Ihm war jetzt nicht nach Lesen zumute, ihm war nach Schlafen. Vor ihm lag noch ein langer Flug. Drum wollte er ein wenig schlafen, und wenn er wieder zu sich käme, dann wollte er diese Erzählung auf jeden Fall lesen. Unbedingt.
Das Flugzeug flog parallel zur Erde auf sicherem Kurs.
Der Pilot war sich seines Könnens bewusst und schweigend stolz auf sich. Er überlegte, ob sein Passagier wohl merkte, wie gleichmäßig die schwere Kampfmaschine über das Himmelsgewebe dahin glitt.
Sein Passagier schlummerte. Er sah Sterne, gewaltige, rubinrote Sterne, ebensolche wie auf dem Kreml, nur hoch oben im Himmel. Von dort leuchteten sie heller als die Sonne.
Die Zeit zog sich träge dahin.
Im Magen des Piloten grummelte es, er sah auf die Uhr.
Mittagszeit.
Lang war der Weg nach Norden. Weit war das Land.
Spät abends, als er das Beben der schweren Maschine spürte, wachte Dobrynin auf. Er hörte, wie der Pilot mit der Erde sprach. Der Pilot sprach laut, und zur Antwort vernahm man ein Zischen, Knistern und eine durch all diese Widerstände kaum hindurch dringende Stimme.
„Drei große Feuer!“, rief der Pilot. „Neben der Schneise … und eins direkt in der Schneise, damit ich gerade einfliegen kann!“
Aus diesem Gespräch erkannte Dobrynin, dass sie sich bereits ihrem Ziel näherten. Vor seinem Fenster war es vollkommen dunkel, doch direkt über dem Kopf des Volkskontrolleurs brannte ein einzelnes Lämpchen mit trübem Licht.
Dobrynin schlug das Buch wieder auf, das auf seinen Knien lag.
„Lenin und die Katzen“, las Dobrynin den Titel der Erzählung.

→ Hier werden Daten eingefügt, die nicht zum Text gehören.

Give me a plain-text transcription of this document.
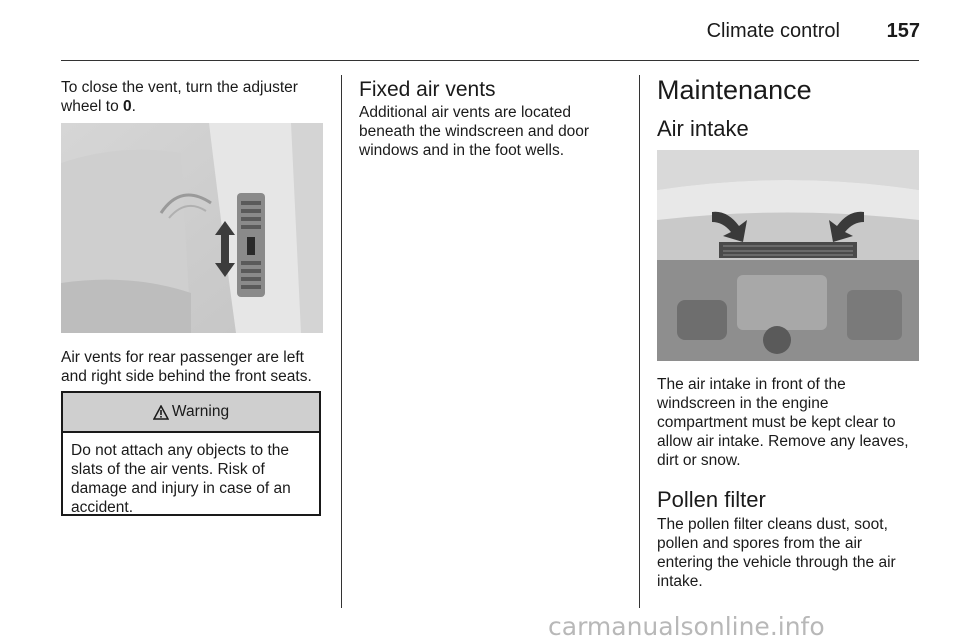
Climate control	157

To close the vent, turn the adjuster wheel to 0.

Air vents for rear passenger are left and right side behind the front seats.

Warning
Do not attach any objects to the slats of the air vents. Risk of damage and injury in case of an accident.
Fixed air vents

Additional air vents are located beneath the windscreen and door windows and in the foot wells.

Maintenance
Air intake

The air intake in front of the windscreen in the engine compartment must be kept clear to allow air intake. Remove any leaves, dirt or snow.

Pollen filter

The pollen filter cleans dust, soot, pollen and spores from the air entering the vehicle through the air intake.

carmanualsonline.info
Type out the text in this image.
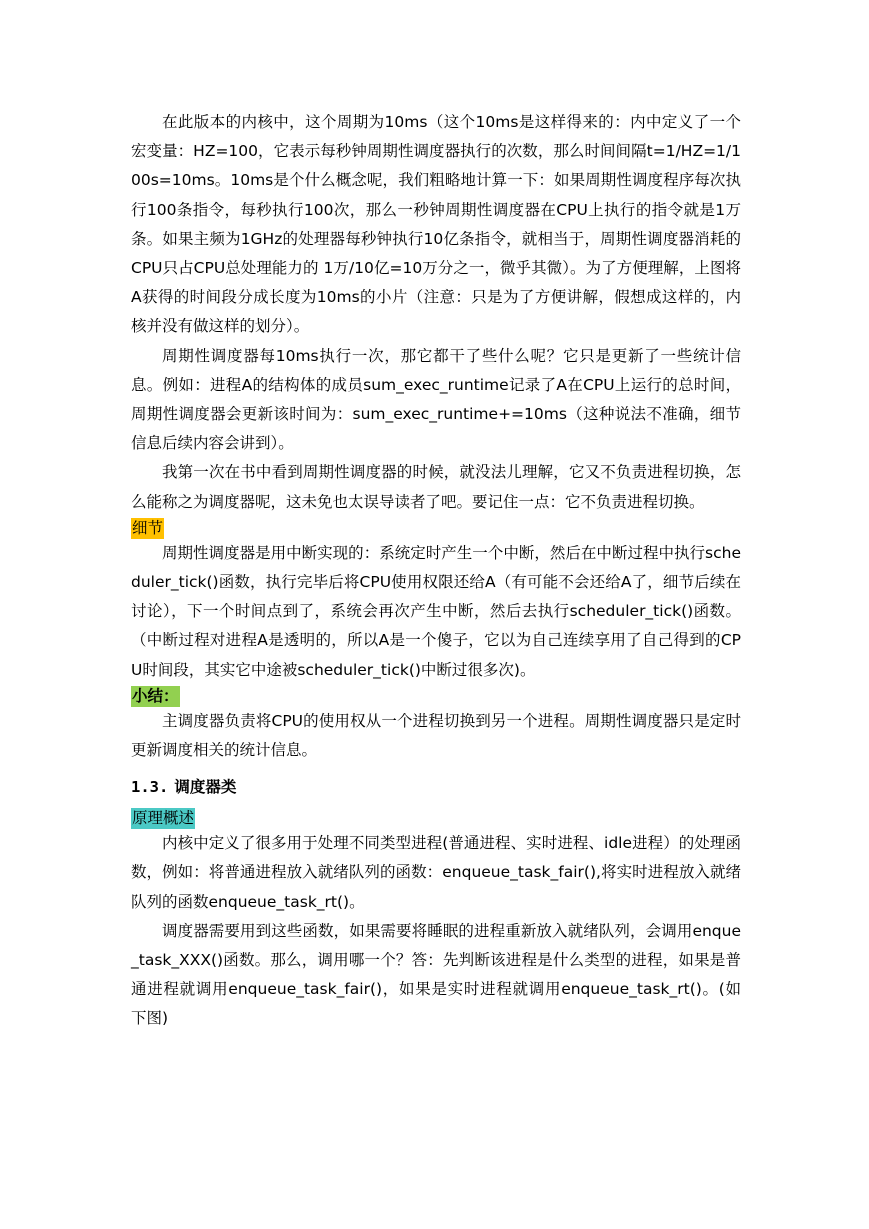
在此版本的内核中，这个周期为10ms（这个10ms是这样得来的：内中定义了一个宏变量：HZ=100，它表示每秒钟周期性调度器执行的次数，那么时间间隔t=1/HZ=1/100s=10ms。10ms是个什么概念呢，我们粗略地计算一下：如果周期性调度程序每次执行100条指令，每秒执行100次，那么一秒钟周期性调度器在CPU上执行的指令就是1万条。如果主频为1GHz的处理器每秒钟执行10亿条指令，就相当于，周期性调度器消耗的CPU只占CPU总处理能力的 1万/10亿=10万分之一，微乎其微）。为了方便理解，上图将A获得的时间段分成长度为10ms的小片（注意：只是为了方便讲解，假想成这样的，内核并没有做这样的划分）。

周期性调度器每10ms执行一次，那它都干了些什么呢？它只是更新了一些统计信息。例如：进程A的结构体的成员sum_exec_runtime记录了A在CPU上运行的总时间，周期性调度器会更新该时间为：sum_exec_runtime+=10ms（这种说法不准确，细节信息后续内容会讲到）。

我第一次在书中看到周期性调度器的时候，就没法儿理解，它又不负责进程切换，怎么能称之为调度器呢，这未免也太误导读者了吧。要记住一点：它不负责进程切换。

细节

周期性调度器是用中断实现的：系统定时产生一个中断，然后在中断过程中执行scheduler_tick()函数，执行完毕后将CPU使用权限还给A（有可能不会还给A了，细节后续在讨论），下一个时间点到了，系统会再次产生中断，然后去执行scheduler_tick()函数。（中断过程对进程A是透明的，所以A是一个傻子，它以为自己连续享用了自己得到的CPU时间段，其实它中途被scheduler_tick()中断过很多次)。

小结：

主调度器负责将CPU的使用权从一个进程切换到另一个进程。周期性调度器只是定时更新调度相关的统计信息。

1.3. 调度器类

原理概述

内核中定义了很多用于处理不同类型进程(普通进程、实时进程、idle进程）的处理函数，例如：将普通进程放入就绪队列的函数：enqueue_task_fair(),将实时进程放入就绪队列的函数enqueue_task_rt()。

调度器需要用到这些函数，如果需要将睡眠的进程重新放入就绪队列，会调用enque_task_XXX()函数。那么，调用哪一个？答：先判断该进程是什么类型的进程，如果是普通进程就调用enqueue_task_fair()，如果是实时进程就调用enqueue_task_rt()。(如下图)
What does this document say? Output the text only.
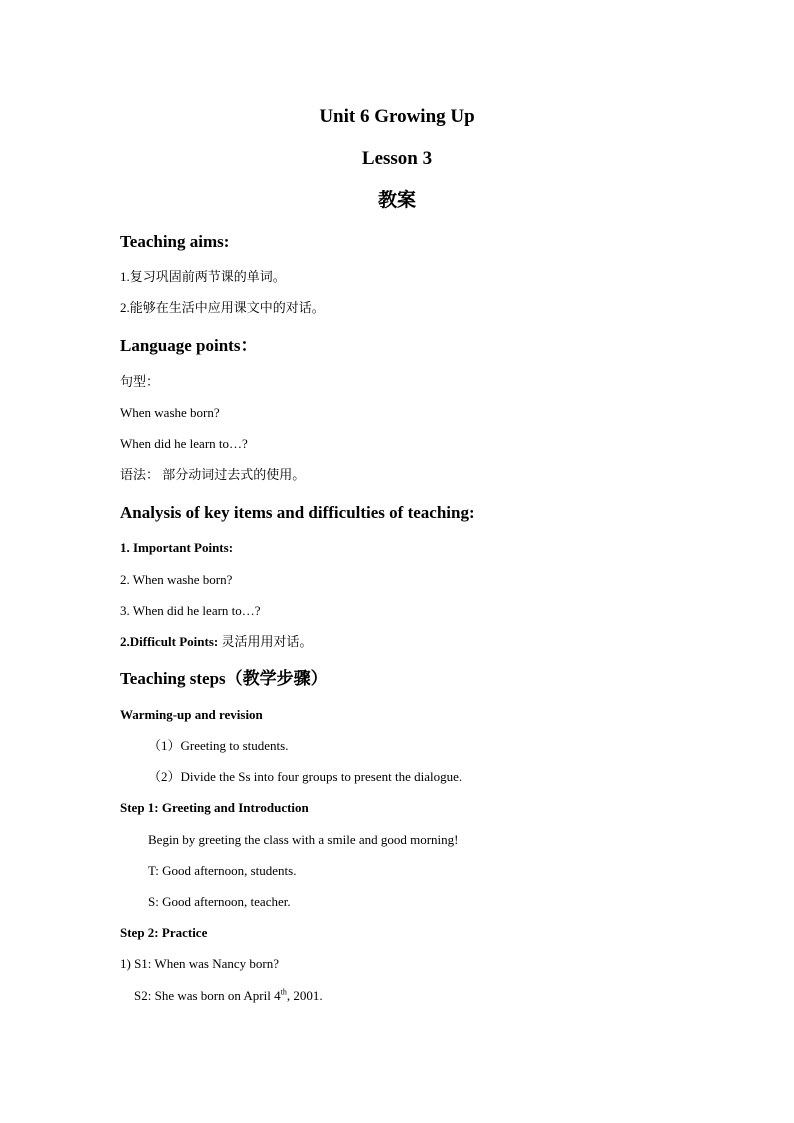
Unit 6 Growing Up
Lesson 3
教案
Teaching aims:
1.复习巩固前两节课的单词。
2.能够在生活中应用课文中的对话。
Language points：
句型：
When washe born?
When did he learn to…?
语法： 部分动词过去式的使用。
Analysis of key items and difficulties of teaching:
1. Important Points:
2. When washe born?
3. When did he learn to…?
2.Difficult Points: 灵活用用对话。
Teaching steps（教学步骤）
Warming-up and revision
（1）Greeting to students.
（2）Divide the Ss into four groups to present the dialogue.
Step 1: Greeting and Introduction
Begin by greeting the class with a smile and good morning!
T: Good afternoon, students.
S: Good afternoon, teacher.
Step 2: Practice
1) S1: When was Nancy born?
S2: She was born on April 4th, 2001.
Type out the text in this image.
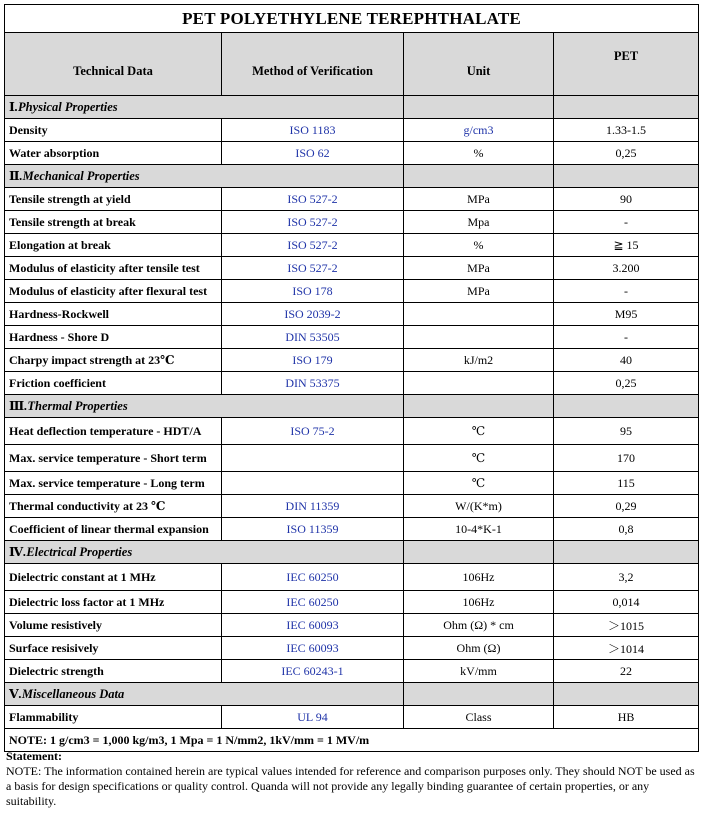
PET POLYETHYLENE TEREPHTHALATE			
Technical Data	Method of Verification	Unit	PET
Ⅰ.Physical Properties			
Density	ISO 1183	g/cm3	1.33-1.5
Water absorption	ISO 62	%	0,25
Ⅱ.Mechanical Properties			
Tensile strength at yield	ISO 527-2	MPa	90
Tensile strength at break	ISO 527-2	Mpa	-
Elongation at break	ISO 527-2	%	≧ 15
Modulus of elasticity after tensile test	ISO 527-2	MPa	3.200
Modulus of elasticity after flexural test	ISO 178	MPa	-
Hardness-Rockwell	ISO 2039-2		M95
Hardness - Shore D	DIN 53505		-
Charpy impact strength at 23℃	ISO 179	kJ/m2	40
Friction coefficient	DIN 53375		0,25
Ⅲ.Thermal Properties			
Heat deflection temperature - HDT/A	ISO 75-2	℃	95
Max. service temperature - Short term		℃	170
Max. service temperature - Long term		℃	115
Thermal conductivity at 23 ℃	DIN 11359	W/(K*m)	0,29
Coefficient of linear thermal expansion	ISO 11359	10-4*K-1	0,8
Ⅳ.Electrical Properties			
Dielectric constant at 1 MHz	IEC 60250	106Hz	3,2
Dielectric loss factor at 1 MHz	IEC 60250	106Hz	0,014
Volume resistively	IEC 60093	Ohm (Ω) * cm	＞1015
Surface resisively	IEC 60093	Ohm (Ω)	＞1014
Dielectric strength	IEC 60243-1	kV/mm	22
Ⅴ.Miscellaneous Data			
Flammability	UL 94	Class	HB
NOTE: 1 g/cm3 = 1,000 kg/m3, 1 Mpa = 1 N/mm2, 1kV/mm = 1 MV/m			
Statement:
NOTE: The information contained herein are typical values intended for reference and comparison purposes only. They should NOT be used as a basis for design specifications or quality control. Quanda will not provide any legally binding guarantee of certain properties, or any suitability.
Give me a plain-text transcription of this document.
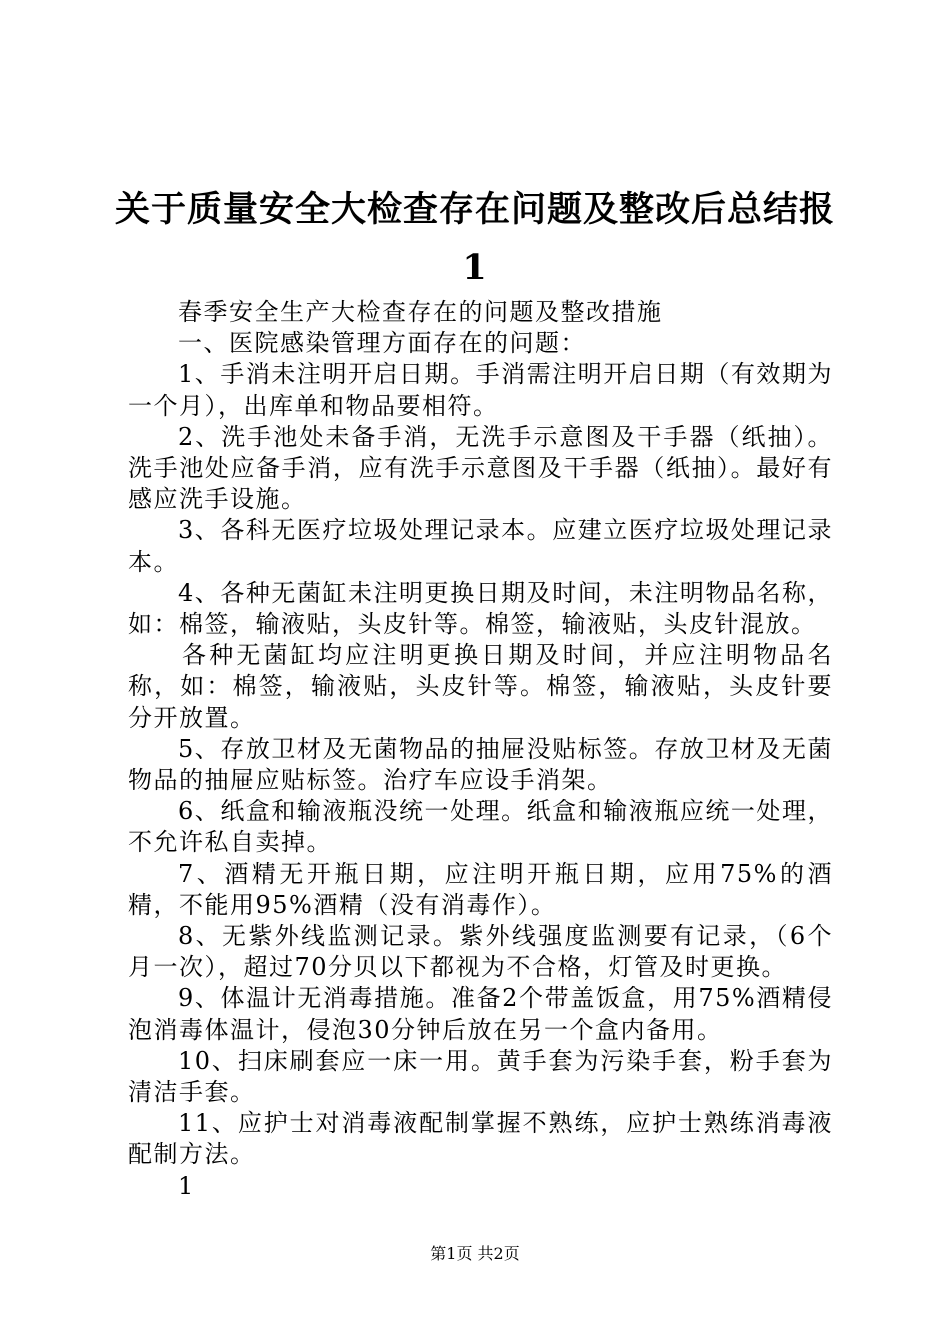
关于质量安全大检查存在问题及整改后总结报
1

春季安全生产大检查存在的问题及整改措施

一、医院感染管理方面存在的问题：

1、手消未注明开启日期。手消需注明开启日期（有效期为一个月），出库单和物品要相符。

2、洗手池处未备手消，无洗手示意图及干手器（纸抽）。洗手池处应备手消，应有洗手示意图及干手器（纸抽）。最好有感应洗手设施。

3、各科无医疗垃圾处理记录本。应建立医疗垃圾处理记录本。

4、各种无菌缸未注明更换日期及时间，未注明物品名称，如：棉签，输液贴，头皮针等。棉签，输液贴，头皮针混放。

各种无菌缸均应注明更换日期及时间，并应注明物品名称，如：棉签，输液贴，头皮针等。棉签，输液贴，头皮针要分开放置。

5、存放卫材及无菌物品的抽屉没贴标签。存放卫材及无菌物品的抽屉应贴标签。治疗车应设手消架。

6、纸盒和输液瓶没统一处理。纸盒和输液瓶应统一处理，不允许私自卖掉。

7、酒精无开瓶日期，应注明开瓶日期，应用75%的酒精，不能用95%酒精（没有消毒作）。

8、无紫外线监测记录。紫外线强度监测要有记录，（6个月一次），超过70分贝以下都视为不合格，灯管及时更换。

9、体温计无消毒措施。准备2个带盖饭盒，用75%酒精侵泡消毒体温计，侵泡30分钟后放在另一个盒内备用。

10、扫床刷套应一床一用。黄手套为污染手套，粉手套为清洁手套。

11、应护士对消毒液配制掌握不熟练，应护士熟练消毒液配制方法。

1

第1页 共2页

Die Buchstaben waren klein, dünn und zitterten im Halbdunkel, als wollten sie gleich herausfallen.
Er hob sich das Büchlein dicht vors Gesicht und las: „Lenin liebte Katzen sehr.“
Seine Augen begannen zu schmerzen, und bekümmert darüber, dass er nun doch nicht lesen konnte, klappte Dobrynin das Buch für bessere, hellere Zeiten wieder zu.
Bei der Landung trug es den schweren Jagdbomber im Schnee von der unsichtbaren Piste, und beinahe hätte er mit dem linken Flügel die mächtigen Stämme der Zirbelkiefern gestreift, die wie eine dichte Wand zu beiden Seiten der Landebahn-Schneise wuchsen.
Die Luft der nördlichen Nacht war kalt und wie zähflüssig. Der Schnee knirschte süß und rief Erinnerungen an die Kindheit wach.
Nachdem sie das Flugzeug auf der Piste stehen gelassen hatten, gingen der Pilot und Dobrynin langsam auf die drei nahen Lagerfeuer zu, deren Flammen erstaunlich rot waren, als brenne dort ein besonderes Material.
Als sie näher kamen, erkannte der Volkskontrolleur, dass es auch gar keine Lagerfeuer waren, sondern brennende Kerosinfässer.
Der Pilot hob die Nase in Richtung des Verbrannten und sagte: „Erdöl!“
Ein paar Menschen eilten ihnen entgegen. Im Halbdunkel der Nacht, das vom Schnee leicht erhellt wurde, schienen sie formlose, dunkle Flecken, bis sie auf Reichweite der ausgestreckten Hände herangekommen waren.